Time for a new online financial model

I have written several posts arguing that online content is not free and the present approach is not sustainable. The argument regarding the false perception of free is that even if you are not paying for online content with cash the online sites are harvesting your information to be sold to interested parties. Information about you is used to manipulate you in one way or another. Someone will pay. The most recent example of someone will pay might be the use of information about users to tailor the political information they received during the 2016 election.

I also believe that free is not sustainable. Quality content (information created to be factually accurate and semi-independent) takes time and skill to develop. How many individuals is it reasonable to assume will provide such content as a hobby? How many of the online services we use could possibly provide such content if the online service had means of support. I suggest both content creators and content hosts must have some means of compensation.

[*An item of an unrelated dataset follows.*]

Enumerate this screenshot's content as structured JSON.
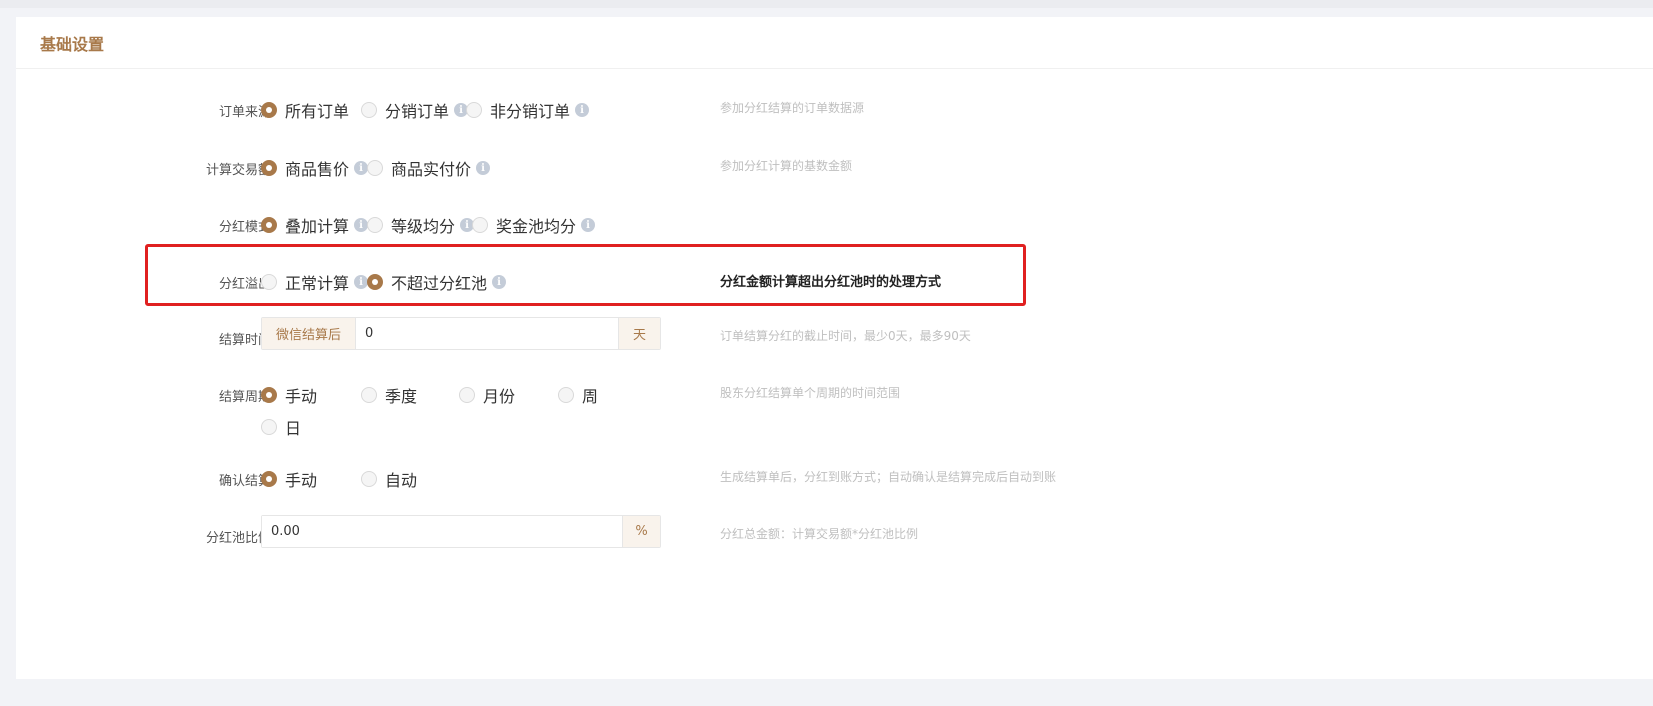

Those with commercial interests are already forcing our expectations of free to be reconsidered. I recently wrote a post describing the soon to be realized plans for upgrades to Chrome (Google) and Safari (Apple). Google promises to block the most onerous ads (pop-ups, video/audio that plays automatically). Apple promises to block all ads AND block cross-site tracking. These companies are taking these steps to protect their own interests. Google makes a high percentage of its income from ads and hopes encouraging higher quality ads will sustain the ad-based content model. Apple has no stake in ads at all and hopes to take advantage of customer annoyance with ads to prioritize their browser and hardware. Whatever the other issues with ads and ad-blockers, companies will take advantage of the situation to limit the value of online ads to content creators and other technology companies. This combination of the long-term value of quality and the willingness of technology companies to find some type of leverage will kill the present funding opportunities.

As an example, check about half-way down in the left-hand column of this blog. You might see the following message:

No ad blocker detected. Thanks for your support.

I run code that detects whether a viewer has an ad blocker installed and returns the message if no blocker is detected. Instead of this message, I could run a short javascript script that sends the viewer to another page that asks the viewer to disable ad blocking. Instead, I just track the data on the percentage of viewers who use ad blocking software (about 18%).

My prediction is that quality information will go the way of streaming music. I would describe this as micro-payments and many of us already accept such a system to listen to music (I pay for Google and Apple music subscriptions). Google music, for example, also allows me to view YouTube content without ads (YouTube Red).

Here is a new approach you will likely learn about soon if you have not already given it a try. Brave is a new project providing a great browser that can be used in three ways – as a traditional browser, as an ad blocking browser, or as a micro-payment browser. As I understand the micro-payment model, users commit a certain amount of money for a month – say $4. Brave will track the sites the user visits for the month and divide up the $4 payment among those sites that have signed up to be paid (described as claiming your share).

I believe there are significant scale-up issues, but here is how this might go. If Brave can get enough individuals to get the system started (pay in a few dollars so that content creators see a return), I predict Brave will offer producers the opportunity to block nonparticipants. It is not difficult to block a given browser or deny access to users employing ad blockers. There will likely continue to be battles between those wanting to block ads and those wanting to block ad blocking. If Brave makes the move I predict, I might decide as a content creator that is it better to have 10 readers paying one cent per view than 100 readers who block my ads or if the revenue from displaying ads seldom results in any income because no viewers click on the ads. There are a lot of ifs in my analysis, but I do think what I describe is possible and I think it makes enough sense that some will give it a try. The micropayment approach ended up winning the music wars because even though some access was free, playing just what you wanted to hear was attractive enough to generate payment.

Whatever you think, take a look at the Brave browser. It is very fast and just an interesting alternative. I am considering throwing in a few bucks a month and possibly enrolling my content as a participant just to see what happens. It appears to be easy to get in and to get out.

I do have one suggestion for Brave. I think more folks would trust your motives if you did not include the “no ads” option. As I understand the argument you make, publishers should be compensated. The argument would be stronger if the options available were limited to a) ads as intended by the publisher and b) the reader-funded mode with no ads.